When I think back, one of my earliest memories is of a pick up truck. We were home on leave and were staying at Granddaddy’s, and he had just come home from work. I don’t remember what kind it was, I just remember it had a round top like those old trucks had. He’d pulled up and I ran outside to carry his lunch box in, it’s funny how little kids think like that, a grown man needing help carrying a lunch box. But I remember climbing up in it to get it, and all these years later the smells of that truck are still with me. It had a kind of mixture of pipe tobacco, old leather seats, and maybe a little oil and gas threw in.
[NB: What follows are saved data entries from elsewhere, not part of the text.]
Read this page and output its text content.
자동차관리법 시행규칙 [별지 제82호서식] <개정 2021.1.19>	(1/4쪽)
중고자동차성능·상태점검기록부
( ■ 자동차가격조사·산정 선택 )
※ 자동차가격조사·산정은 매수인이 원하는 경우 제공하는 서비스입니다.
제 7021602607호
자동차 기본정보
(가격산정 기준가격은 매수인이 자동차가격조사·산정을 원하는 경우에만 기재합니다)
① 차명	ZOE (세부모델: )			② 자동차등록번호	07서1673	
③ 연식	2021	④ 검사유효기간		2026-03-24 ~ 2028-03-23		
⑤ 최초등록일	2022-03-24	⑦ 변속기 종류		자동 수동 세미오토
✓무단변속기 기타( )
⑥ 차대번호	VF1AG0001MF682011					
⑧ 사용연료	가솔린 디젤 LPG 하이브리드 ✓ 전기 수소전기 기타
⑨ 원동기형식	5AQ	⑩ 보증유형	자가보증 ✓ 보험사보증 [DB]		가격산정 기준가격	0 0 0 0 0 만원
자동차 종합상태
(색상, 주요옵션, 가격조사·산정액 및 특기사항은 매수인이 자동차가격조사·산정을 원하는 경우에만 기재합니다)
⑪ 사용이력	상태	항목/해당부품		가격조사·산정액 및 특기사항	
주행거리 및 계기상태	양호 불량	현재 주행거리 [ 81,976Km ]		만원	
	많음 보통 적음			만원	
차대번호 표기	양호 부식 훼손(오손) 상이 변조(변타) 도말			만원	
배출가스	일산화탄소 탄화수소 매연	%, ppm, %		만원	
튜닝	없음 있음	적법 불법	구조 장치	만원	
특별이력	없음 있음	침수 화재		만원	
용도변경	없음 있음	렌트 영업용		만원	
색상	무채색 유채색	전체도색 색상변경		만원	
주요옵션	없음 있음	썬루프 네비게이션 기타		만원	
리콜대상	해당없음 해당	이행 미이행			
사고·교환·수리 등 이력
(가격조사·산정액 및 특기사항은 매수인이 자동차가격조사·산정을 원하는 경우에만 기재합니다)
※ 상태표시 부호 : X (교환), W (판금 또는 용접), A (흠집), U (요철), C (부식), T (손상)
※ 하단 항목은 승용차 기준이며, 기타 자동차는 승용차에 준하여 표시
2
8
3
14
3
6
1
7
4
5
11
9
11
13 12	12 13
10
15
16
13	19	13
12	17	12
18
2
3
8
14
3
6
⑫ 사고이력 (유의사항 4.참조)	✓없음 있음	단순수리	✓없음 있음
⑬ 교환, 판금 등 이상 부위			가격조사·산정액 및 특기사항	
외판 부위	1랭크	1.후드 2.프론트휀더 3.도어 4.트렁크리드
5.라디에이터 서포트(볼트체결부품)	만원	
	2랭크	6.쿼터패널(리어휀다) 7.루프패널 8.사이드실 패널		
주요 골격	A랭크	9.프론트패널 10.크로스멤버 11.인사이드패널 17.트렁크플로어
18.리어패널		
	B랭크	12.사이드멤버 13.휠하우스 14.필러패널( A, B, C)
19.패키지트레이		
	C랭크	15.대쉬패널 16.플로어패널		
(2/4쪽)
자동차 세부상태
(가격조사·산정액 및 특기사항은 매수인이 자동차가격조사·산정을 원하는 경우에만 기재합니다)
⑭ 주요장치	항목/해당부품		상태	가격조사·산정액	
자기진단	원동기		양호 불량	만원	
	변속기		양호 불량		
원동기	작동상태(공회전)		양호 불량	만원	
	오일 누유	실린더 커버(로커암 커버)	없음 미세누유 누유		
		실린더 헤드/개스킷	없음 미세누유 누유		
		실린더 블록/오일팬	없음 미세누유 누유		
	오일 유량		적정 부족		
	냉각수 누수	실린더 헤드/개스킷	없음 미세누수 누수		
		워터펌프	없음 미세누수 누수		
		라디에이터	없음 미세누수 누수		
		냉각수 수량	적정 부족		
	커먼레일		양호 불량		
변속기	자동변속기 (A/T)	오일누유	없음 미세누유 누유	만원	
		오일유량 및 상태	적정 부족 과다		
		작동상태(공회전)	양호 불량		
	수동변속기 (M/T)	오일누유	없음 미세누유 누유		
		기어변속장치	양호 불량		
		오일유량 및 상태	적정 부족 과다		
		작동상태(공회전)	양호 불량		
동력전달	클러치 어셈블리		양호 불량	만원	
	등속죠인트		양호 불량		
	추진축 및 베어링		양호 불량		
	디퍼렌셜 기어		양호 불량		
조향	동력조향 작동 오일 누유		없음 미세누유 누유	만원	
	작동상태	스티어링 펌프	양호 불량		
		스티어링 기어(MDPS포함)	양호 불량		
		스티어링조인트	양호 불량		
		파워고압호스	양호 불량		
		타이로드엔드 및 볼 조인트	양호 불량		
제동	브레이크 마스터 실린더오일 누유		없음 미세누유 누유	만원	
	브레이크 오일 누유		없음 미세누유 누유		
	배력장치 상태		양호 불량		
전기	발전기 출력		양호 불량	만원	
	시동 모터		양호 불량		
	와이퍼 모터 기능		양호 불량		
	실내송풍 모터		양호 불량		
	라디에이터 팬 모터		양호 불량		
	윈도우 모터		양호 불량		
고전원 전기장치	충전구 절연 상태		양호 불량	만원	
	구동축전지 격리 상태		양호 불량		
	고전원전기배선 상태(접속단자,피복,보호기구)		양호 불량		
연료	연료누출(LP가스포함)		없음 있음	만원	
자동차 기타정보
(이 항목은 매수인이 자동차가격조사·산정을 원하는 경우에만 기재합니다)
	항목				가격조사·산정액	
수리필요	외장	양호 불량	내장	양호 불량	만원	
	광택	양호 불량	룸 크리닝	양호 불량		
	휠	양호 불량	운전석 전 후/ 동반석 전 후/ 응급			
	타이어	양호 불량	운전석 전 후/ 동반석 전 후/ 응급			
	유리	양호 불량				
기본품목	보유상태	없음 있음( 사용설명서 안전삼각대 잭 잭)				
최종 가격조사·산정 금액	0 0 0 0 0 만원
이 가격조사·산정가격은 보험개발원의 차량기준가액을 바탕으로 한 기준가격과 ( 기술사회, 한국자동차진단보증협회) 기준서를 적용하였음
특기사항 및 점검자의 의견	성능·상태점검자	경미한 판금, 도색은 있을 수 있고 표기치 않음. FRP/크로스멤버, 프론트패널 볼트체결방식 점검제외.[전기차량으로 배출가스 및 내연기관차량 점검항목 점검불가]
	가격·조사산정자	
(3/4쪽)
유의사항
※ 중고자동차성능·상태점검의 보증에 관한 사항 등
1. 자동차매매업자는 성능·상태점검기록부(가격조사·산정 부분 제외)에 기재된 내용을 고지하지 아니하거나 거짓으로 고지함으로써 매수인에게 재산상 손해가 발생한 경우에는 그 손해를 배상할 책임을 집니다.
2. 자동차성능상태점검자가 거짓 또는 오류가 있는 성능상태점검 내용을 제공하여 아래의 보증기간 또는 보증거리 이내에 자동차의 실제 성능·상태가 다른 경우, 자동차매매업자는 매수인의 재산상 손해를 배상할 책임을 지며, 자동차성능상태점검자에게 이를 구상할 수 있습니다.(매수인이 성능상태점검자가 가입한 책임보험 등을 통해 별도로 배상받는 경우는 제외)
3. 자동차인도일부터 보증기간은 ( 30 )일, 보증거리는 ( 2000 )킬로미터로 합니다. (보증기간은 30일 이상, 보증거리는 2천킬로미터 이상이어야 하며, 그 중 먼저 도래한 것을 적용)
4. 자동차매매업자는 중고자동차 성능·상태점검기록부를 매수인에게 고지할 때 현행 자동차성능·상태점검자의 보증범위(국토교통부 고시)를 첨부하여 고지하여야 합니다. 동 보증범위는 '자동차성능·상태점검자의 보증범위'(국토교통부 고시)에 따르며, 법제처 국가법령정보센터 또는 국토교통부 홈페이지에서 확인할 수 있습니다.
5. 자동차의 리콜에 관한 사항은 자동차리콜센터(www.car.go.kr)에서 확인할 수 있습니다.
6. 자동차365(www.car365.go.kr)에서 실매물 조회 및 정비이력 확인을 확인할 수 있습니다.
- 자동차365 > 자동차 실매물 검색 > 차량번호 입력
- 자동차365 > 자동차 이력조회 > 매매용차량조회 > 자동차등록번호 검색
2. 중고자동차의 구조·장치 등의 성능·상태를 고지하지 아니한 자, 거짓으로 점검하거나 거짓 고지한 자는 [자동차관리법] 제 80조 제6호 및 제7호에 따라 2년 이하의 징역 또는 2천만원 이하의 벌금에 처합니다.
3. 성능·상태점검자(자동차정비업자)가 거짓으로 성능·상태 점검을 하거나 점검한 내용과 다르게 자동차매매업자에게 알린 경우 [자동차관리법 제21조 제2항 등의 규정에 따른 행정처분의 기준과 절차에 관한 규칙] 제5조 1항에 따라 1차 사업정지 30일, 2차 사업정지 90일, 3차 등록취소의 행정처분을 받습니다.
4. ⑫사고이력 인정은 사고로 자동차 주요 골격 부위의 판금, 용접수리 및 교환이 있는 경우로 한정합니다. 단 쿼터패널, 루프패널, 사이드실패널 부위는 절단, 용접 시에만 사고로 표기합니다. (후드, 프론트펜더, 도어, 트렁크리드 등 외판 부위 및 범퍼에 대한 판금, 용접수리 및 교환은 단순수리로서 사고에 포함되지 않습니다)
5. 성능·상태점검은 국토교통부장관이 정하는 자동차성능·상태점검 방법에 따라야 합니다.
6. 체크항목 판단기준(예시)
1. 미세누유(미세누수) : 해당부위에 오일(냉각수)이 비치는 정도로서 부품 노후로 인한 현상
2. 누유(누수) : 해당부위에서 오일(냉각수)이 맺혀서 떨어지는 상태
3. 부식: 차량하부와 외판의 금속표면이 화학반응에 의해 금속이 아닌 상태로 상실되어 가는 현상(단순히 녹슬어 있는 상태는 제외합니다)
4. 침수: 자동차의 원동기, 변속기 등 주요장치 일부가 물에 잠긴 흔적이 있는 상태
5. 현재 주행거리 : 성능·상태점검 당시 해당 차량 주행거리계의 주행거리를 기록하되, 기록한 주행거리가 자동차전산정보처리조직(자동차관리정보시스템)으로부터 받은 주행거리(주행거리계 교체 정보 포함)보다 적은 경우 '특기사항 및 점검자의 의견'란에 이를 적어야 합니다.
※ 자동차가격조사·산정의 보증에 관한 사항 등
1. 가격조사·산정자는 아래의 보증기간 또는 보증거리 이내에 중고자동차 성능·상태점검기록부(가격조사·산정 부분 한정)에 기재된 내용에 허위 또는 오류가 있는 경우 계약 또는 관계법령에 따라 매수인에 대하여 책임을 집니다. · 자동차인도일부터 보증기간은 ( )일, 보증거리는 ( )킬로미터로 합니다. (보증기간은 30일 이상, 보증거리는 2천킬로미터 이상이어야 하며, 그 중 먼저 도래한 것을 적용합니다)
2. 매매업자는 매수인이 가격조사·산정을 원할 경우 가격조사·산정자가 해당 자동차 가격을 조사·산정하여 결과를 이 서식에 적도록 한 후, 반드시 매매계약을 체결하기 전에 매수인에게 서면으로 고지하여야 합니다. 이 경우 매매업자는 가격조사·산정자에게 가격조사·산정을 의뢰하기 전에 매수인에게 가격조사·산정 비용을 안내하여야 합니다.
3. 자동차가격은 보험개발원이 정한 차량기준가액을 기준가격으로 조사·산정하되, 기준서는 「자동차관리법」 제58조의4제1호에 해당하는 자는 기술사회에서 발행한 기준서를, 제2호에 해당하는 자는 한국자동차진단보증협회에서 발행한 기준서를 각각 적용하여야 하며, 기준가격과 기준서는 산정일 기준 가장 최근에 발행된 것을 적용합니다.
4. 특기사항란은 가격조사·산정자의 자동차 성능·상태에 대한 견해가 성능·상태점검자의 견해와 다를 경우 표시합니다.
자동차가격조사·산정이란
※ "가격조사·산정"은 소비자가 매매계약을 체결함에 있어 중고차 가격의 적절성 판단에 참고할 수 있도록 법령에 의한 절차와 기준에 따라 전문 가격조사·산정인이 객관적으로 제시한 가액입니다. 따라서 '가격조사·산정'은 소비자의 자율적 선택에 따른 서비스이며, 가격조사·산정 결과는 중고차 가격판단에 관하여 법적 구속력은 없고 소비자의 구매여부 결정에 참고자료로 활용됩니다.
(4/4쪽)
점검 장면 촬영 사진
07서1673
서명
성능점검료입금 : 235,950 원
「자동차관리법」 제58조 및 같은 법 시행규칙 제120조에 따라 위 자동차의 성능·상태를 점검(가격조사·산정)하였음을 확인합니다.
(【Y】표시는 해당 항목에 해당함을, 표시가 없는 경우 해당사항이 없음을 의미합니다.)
No frills, just a steering wheel and three on the column, I don’t even think it had floor mats, a man’s truck back then didn’t have such extras, just a brush to sweep it out, and a rag to wipe the windows. How times have changed.
It wasn’t but a year or two later he went and bought another one, an International Scout, and I got to go with him to get it. The reason I know it was a Scout is because it’s parked in my backyard, though it’s been years since it’s run. But me and him, Grandmamma, and my Mama, we all piled in it to drive it home that day, that’s been close to fifty years ago, but in my mind’s eye it could have been yesterday.
He must have bought it because he was getting ready to retire, and figured that would be the last chance he would have to buy a new one. Most folks these days wouldn’t even give a truck like that a second glance, two wheel drive, the stiffest three on the floor you have ever seen, sliding windows, no radio, a bench seat like a school bus, and a bed just big enough for a couple trash bags, and not much else. A little four cylinder he once told me wouldn’t pull a chicken off its roost, but he loved that old truck.
When he retired he told Grandmamma he was going to fish every day, you know how it is when you’re thinking about one day every day will be yours. He had a little fourteen foot Carolina wooden boat with a 6.5 motor on the back, just enough for him. To this day, people still tell me of seeing him headed to the river, or on the way home. But that was his truck, a term that with our trading cars every few years, a lot of us might not understand.
He knew in the morning when he was getting ready to back up to the boat, it would fire up, or when Sunday rolled around, he wouldn’t be late for church, because some sensor didn’t feel like talking with the computer. If he needed a saw horse, the tailgate would work, or if he just needed to sit down a minute under the tree, he didn’t worry if his pocket knife in his pocket would scratch the paint.
But finally, many years later he got it in his head he might need another truck, so he parked it. Mel and I hadn’t been married too long and like most married couples back then, we only had one way of going. Mom called me one day and told me why don’t you see if Granddaddy will sell you the Black Truck. So I rode over and asked him about it, he was interested, but he had only one condition, “I’ll sell it to you, as long as you promise never to sell it.” So I made him that promise, and I rode home in my dream, I was driving the Black Truck, and it was mine.
You should have heard the laughs the first day I drove up to the mill, “Where in the world did you find that at?” But it was mine, and I didn’t care. For the next several years the Black Truck carried me back and forth to Sampit Lumber, but I think time and age were finally getting to him. Before long I had to have the engine rebuilt, the clutch kept acting up, and I even had to replace the ignition switch. Some nights he just refused to crank, no reason, he just would say NO.
It was about this same time Granddaddy was going down too. It was like both of them were going down the same road together. Then one night about three in the morning, all these years later I finally understand it, they took their last ride together. I was headed home, and as I was passing a newly plowed field, the light from the full moon bouncing off the windscreen, I saw him, there was my Granddaddy sitting in the truck with me, with his Fedora hat on, his legs crossed like he always did when I was driving, smoking his pipe … the only words I could get out were, “We’ll be home in a minute Granddaddy”. You might not believe it, that’s alright, I know what I saw.
The next day when I called Momma, she told me Granddaddy had had a bad night, and they had almost lost him, that’s alright I knew where he had been. But a couple days later he left us.
And a couple months later, I bought me another truck, it seemed as if the heart and soul was gone out of the Black Truck, and it was time for it to have its rest too.